North St. Louis is as misunderstood as it is under-served. It is home to some of the most beautifully built houses in the region. Its proximity to downtown, the Mississippi River and the airport make it geographically ideal. Many of its neighborhoods wrap around some of the largest public parks in the city. Yet people have continued to leave north St. Louis by the thousands every year because of the many daily reminders that the governments of St. Louis City and the State of Missouri just don’t give a damn about this area which makes up roughly 40% of the city and one-third of its total population.
As one of the middle-class people still living in north St. Louis, I can tell you firsthand how frustrating the situation is. We choose to live here. It is our home. I grew up here and now I watch my own son ride his bike on the same street where I learned how. We can afford to move to plenty of other places, but for my family and many others like us, the day we leave north St. Louis is the day we leave St. Louis altogether.
Gun shots in the distance that come with the dogwood trees blooming, sure signs that spring has arrived. The insult felt when a business you called for service tells you they don’t come to your part of town. The frustration of driving past under-performing public school after under-performing public school in your neighborhood on your way to the other side of town to take your child to a good public school in someone else’s neighborhood. These are all part of the daily indignities black folks endure living where most black people live in St. Louis City.
But none of these things are as frustrating or as heartbreaking as the regularity of murders occurring in our community.

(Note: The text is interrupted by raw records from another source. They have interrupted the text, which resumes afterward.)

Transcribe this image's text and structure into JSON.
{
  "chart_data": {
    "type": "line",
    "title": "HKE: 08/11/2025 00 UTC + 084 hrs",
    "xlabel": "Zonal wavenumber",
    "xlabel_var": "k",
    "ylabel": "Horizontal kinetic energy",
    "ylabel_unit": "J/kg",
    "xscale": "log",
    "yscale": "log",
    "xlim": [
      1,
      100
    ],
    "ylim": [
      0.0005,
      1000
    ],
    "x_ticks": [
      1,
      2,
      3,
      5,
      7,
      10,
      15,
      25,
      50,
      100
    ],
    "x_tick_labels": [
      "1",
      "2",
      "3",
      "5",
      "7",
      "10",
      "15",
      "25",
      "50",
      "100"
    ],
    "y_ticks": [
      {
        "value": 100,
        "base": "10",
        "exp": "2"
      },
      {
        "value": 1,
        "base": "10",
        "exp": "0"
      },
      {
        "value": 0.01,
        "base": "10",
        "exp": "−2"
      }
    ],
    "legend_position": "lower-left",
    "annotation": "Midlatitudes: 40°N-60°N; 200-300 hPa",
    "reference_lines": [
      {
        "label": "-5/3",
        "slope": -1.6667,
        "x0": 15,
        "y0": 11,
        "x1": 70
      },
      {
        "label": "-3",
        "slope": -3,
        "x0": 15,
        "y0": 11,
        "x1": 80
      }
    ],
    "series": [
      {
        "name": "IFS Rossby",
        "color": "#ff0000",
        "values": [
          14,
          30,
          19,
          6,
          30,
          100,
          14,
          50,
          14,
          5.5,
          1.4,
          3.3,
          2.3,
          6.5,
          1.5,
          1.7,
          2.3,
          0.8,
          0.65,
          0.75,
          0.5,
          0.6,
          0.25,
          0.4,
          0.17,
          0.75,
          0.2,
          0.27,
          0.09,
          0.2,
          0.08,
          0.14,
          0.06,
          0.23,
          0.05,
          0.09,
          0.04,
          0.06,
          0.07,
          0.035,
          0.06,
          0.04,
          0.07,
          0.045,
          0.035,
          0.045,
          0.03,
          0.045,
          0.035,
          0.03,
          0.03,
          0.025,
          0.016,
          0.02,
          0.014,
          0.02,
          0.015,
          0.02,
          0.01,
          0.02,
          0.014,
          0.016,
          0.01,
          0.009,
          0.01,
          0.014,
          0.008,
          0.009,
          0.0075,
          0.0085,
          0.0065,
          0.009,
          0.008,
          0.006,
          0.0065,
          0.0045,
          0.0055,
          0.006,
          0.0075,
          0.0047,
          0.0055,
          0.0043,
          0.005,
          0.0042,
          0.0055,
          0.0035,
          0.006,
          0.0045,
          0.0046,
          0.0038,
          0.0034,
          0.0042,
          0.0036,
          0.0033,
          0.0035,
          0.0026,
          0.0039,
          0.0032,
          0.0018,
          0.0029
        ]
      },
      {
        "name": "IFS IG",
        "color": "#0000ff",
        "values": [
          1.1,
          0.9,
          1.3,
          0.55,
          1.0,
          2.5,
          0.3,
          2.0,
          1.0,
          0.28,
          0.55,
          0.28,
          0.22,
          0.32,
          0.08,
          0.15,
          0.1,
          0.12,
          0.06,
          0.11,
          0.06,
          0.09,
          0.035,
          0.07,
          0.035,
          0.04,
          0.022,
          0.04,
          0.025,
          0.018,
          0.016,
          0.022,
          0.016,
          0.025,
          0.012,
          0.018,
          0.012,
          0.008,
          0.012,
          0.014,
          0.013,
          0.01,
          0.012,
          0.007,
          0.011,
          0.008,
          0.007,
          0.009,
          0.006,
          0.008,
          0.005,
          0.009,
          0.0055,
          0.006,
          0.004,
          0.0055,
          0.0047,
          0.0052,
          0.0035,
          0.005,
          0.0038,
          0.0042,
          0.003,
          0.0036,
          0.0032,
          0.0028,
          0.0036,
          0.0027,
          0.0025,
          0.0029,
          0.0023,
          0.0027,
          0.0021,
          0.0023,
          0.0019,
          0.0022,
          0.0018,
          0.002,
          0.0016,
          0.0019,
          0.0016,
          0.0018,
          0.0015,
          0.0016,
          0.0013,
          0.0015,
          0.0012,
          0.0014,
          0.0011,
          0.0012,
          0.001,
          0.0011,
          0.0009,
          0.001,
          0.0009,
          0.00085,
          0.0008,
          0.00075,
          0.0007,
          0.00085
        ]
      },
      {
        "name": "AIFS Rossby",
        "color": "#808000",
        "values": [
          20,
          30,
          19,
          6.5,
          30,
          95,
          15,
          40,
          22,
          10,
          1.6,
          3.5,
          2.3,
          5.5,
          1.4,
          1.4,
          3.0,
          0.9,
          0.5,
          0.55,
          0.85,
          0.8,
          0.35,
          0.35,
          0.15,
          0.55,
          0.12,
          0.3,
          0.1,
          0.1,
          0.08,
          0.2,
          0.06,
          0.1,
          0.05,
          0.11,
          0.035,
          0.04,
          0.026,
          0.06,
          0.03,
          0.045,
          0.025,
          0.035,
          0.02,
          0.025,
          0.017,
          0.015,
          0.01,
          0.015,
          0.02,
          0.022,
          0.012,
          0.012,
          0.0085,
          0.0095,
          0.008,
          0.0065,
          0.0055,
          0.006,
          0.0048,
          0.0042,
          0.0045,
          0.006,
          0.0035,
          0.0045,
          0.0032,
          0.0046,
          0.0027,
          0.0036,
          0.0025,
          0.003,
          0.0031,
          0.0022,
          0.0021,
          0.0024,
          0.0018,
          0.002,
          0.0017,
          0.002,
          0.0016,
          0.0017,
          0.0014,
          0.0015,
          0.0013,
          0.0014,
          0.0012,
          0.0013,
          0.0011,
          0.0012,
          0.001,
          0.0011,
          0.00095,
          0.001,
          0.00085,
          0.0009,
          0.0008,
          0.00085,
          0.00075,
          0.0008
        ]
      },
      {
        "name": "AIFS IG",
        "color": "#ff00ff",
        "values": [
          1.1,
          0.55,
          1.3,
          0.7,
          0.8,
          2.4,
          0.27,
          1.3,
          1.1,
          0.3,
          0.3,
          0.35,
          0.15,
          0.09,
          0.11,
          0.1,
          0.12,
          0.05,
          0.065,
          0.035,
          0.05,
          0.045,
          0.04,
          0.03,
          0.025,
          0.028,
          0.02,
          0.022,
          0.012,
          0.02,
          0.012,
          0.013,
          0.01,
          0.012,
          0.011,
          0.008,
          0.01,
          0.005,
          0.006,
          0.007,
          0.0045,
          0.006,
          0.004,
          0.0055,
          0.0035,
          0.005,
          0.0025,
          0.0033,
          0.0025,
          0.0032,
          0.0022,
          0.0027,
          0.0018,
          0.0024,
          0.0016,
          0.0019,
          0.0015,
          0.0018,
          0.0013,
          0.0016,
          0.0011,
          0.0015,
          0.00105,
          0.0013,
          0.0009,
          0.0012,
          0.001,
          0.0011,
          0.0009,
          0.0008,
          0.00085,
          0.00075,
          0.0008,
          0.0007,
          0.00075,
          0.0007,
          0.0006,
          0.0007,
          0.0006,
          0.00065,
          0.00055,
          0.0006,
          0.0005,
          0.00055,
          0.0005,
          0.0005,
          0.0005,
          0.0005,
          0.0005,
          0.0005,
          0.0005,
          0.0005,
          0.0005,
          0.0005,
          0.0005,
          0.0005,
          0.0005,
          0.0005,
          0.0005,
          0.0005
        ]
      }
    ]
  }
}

So I understood the frustration of young Alderman Brandon Bosley when I read that he was calling for the governor to declare a state of emergency in St. Louis and send in the National Guard. The idea itself is ridiculous. I have seen firsthand what harm militarizing a situation can cause. The presence of such equipment acted as kerosene on an already fiery situation in Ferguson in 2014. That is not something we want in north St. Louis in 2019.
But as a former alderman who dealt with a mayor even more indifferent to our situation than this one, I get it. It’s frustrating—maddening, even—that mayors and police chiefs claim success while night after night citizens are being victimized by violence. It says the lives of the people being killed, or the citizens being terrorized by the daily violence, don’t matter. It makes you feel invisible. Powerless. Unheard.
As a city alderman, it is even more frustrating, because residents living in these areas call on you to do something about it, even though you have no direct control over the significant resources allocated to address these problems. All of those resources fall under the mayor. But they don’t call the mayor. They don’t expect anything from the mayor. Just as so many people have given up on calling the police.
In St. Louis a very strange circumstance exists: white citywide officials are not held accountable for the conditions of their black constituents.
It’s odd. It’s not something you see in other majority-black cities. In fact, very often, white mayors of majority-black cities go out of their way to show how comfortable they are in the black community. They are savvy when it comes to maneuvering issues of race and in dealing with topics central to this important constituency. That doesn’t happen here.
Here, Mayor Lyda Krewson, like her predecessor Francis Slay for 16 years before her, can go months and never have to answer a single question on the death and violence driving black people out of north St. Louis. The mayor feels no pressure to call a press conference after a weekend of north side violence destroys more lives-—certainly not like after a single act of violence downtown or in the Central West End.
And so I understand young Bosley’s frustration. It’s not fair that he should have to carry the weight of what is happening in the 3rd Ward all by himself, without the support, leadership and resources of the mayor and the rest of the city. No more than the alderman from the 7th Ward, Jack Coatar, should have to carry the weight of developing and maintaining downtown all by himself. No, the city clearly sees the importance of a vibrant and safe downtown. But for north St. Louis, home to 100,000 citizens, the message from this city is clear: We’re on our own.
That was something I realized quickly when I too was a young alderman. Once I realized that, I did my best to come up with holistic solutions that did not require the involvement of a mayor that obviously did not care about what was happening in my community.
We organized, tripling the number of active block units. We innovated, creating the city’s first ward-wide surveillance camera network. We opened after-school centers for kids in my ward, programs that are still going, which my wife and I still pay for personally. Very soon, we started to see results, with homicides dropping a whopping 80% in my ward.
It can be done. But there are no short cuts. It involves the hard work of many people and organizations. It involves the resources of middle-class people, critical to keeping communities vibrant. It involves a long-term strategy that recognizes the awful truth of the matter: In north St. Louis, we don’t have a mayor. We don’t have a police chief. We don’t have a functioning and responsive city government. All we have is each other.
It shouldn’t be that way. But for those of us entering another spring and summer in a long-ignored part of town, we have work to do, with or without the rest of St. Louis. As young Bosley reminded the city, lives depend on it.